Diagram of a 3D nano-transistor showing the gate (red) surrounding the vertical nanowires (green) and separating the contacts at the ends of each nanowire (beige) (credit: X-L Han and G. Larrieu/CNRS)

Two researchers working in France report the creation of a nanowire transistor that could be scaled down to to power the microprocessors of the 2020s, IEEE Spectrum reports.

It consists of an array of 225 doped-silicon nanowires, each 30 nm wide and 200 nm tall, vertically linking the two platinum contact planes that form the source and drain of the transistor.
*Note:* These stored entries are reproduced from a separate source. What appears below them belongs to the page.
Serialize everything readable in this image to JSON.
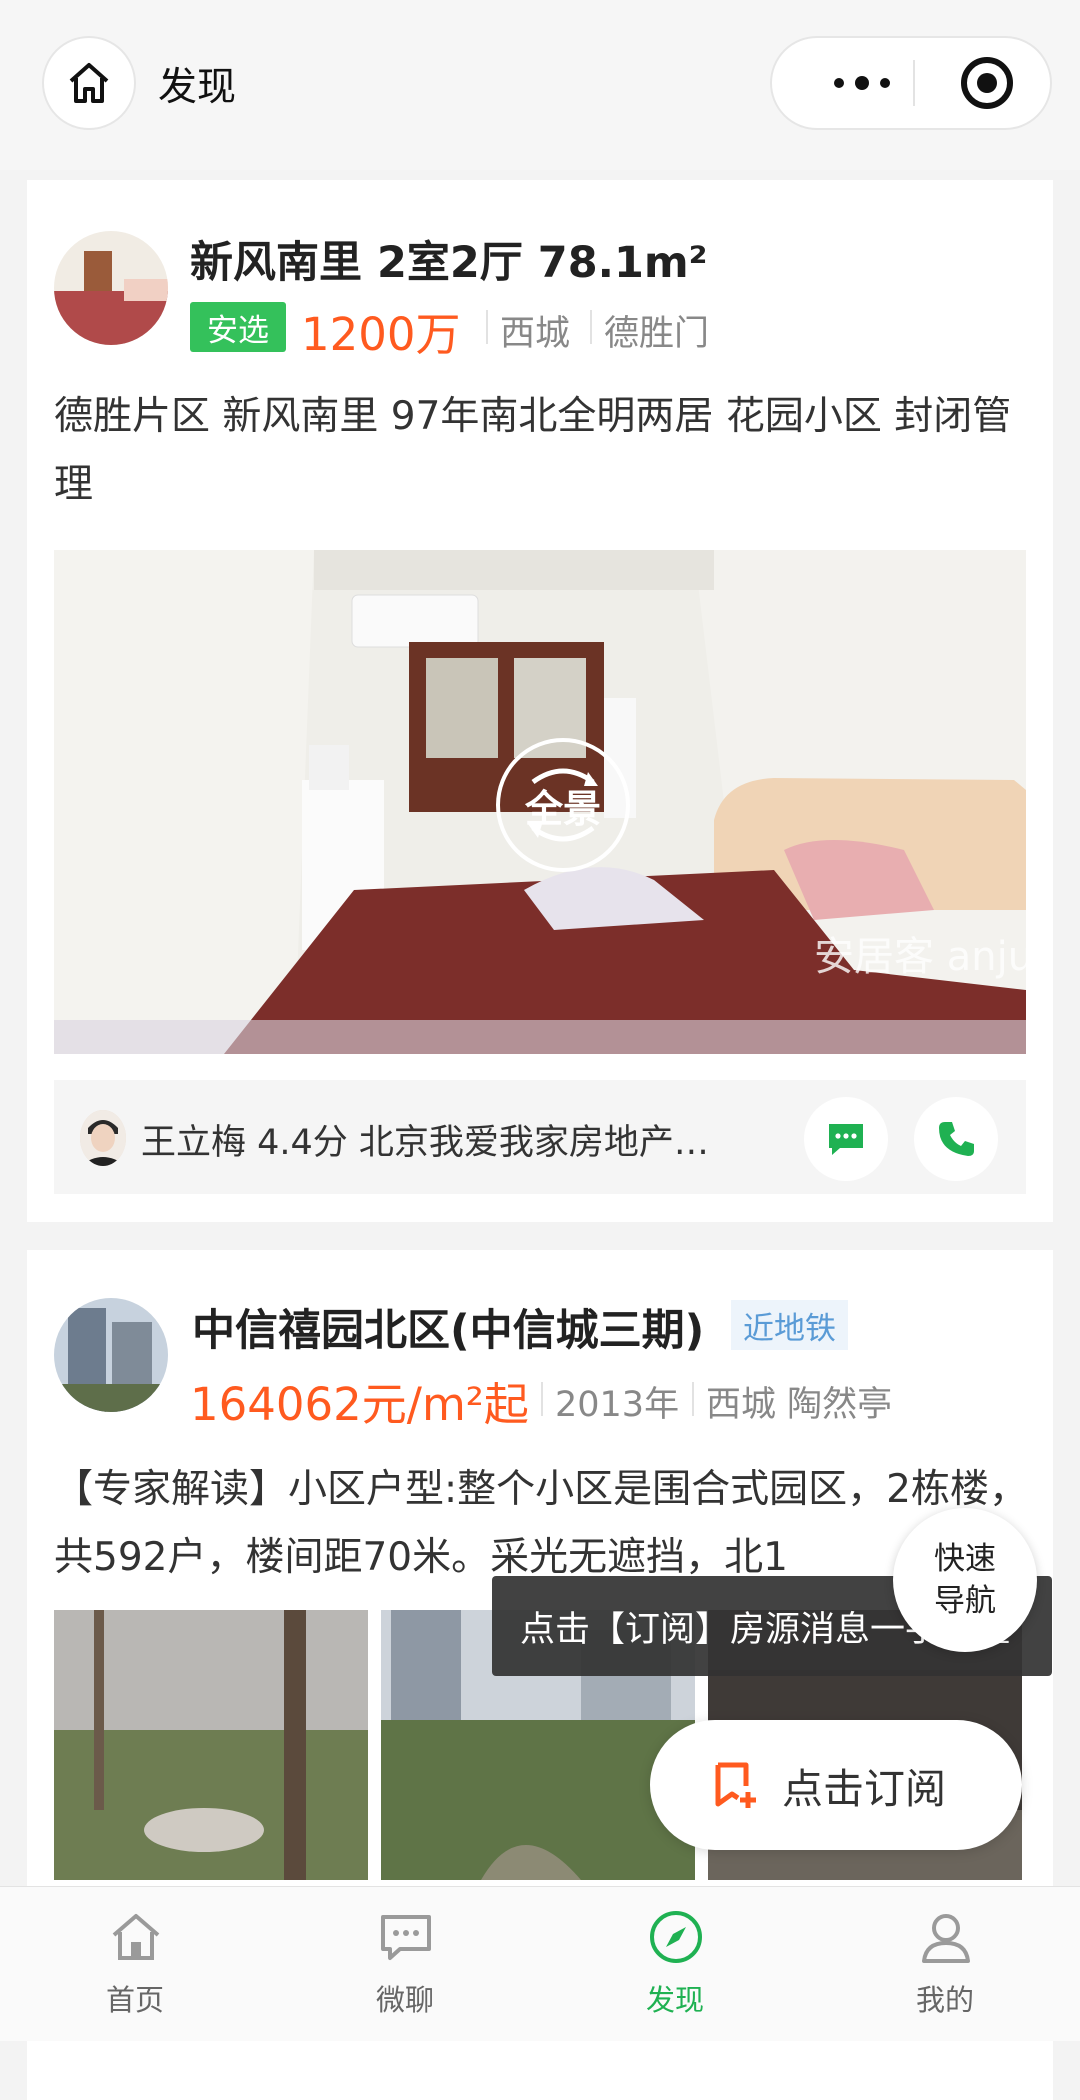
{
  "header": {
    "title": "发现"
  },
  "listing": {
    "title": "新风南里 2室2厅 78.1m²",
    "tag": "安选",
    "price": "1200万",
    "district": "西城",
    "area": "德胜门",
    "description": "德胜片区 新风南里 97年南北全明两居 花园小区 封闭管理",
    "panorama_label": "全景",
    "watermark": "安居客 anjuke.com",
    "agent": "王立梅 4.4分 北京我爱我家房地产经..."
  },
  "community": {
    "title": "中信禧园北区(中信城三期)",
    "tag": "近地铁",
    "price": "164062元/m²起",
    "year": "2013年",
    "location": "西城 陶然亭",
    "description": "【专家解读】小区户型:整个小区是围合式园区，2栋楼，共592户，楼间距70米。采光无遮挡，北1"
  },
  "overlay": {
    "fast_nav": "快速导航",
    "tooltip": "点击【订阅】房源消息一手掌握",
    "subscribe": "点击订阅"
  },
  "tabbar": {
    "items": [
      {
        "label": "首页",
        "icon": "home-icon"
      },
      {
        "label": "微聊",
        "icon": "chat-icon"
      },
      {
        "label": "发现",
        "icon": "compass-icon"
      },
      {
        "label": "我的",
        "icon": "user-icon"
      }
    ],
    "active": "发现",
    "active_color": "#1fb152"
  },
  "colors": {
    "price": "#ff5a1f",
    "tag_green": "#34c15b",
    "subway_tag": "#5a9bd6"
  }
}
Besides their narrowness, what’s new is the gate: A single 14-nm-thick chromium layer surrounds each nanowire midway up its length.

“The advantage of an all-around gate allows the creation of shorter gates, without loss of control on the current through the channel,” explains Guilhem Larrieu of the Laboratory for Analysis and Architecture of Systems, in Toulouse.

“We demonstrated the first vertical nanowire transistor with such a short gate.” An all-around gate will be a must if gate lengths are to get smaller than 10 nm, he says. In that scheme, “the size of the gate depends only on the thickness of the deposited layer; there is no complicated lithography involved,” he adds.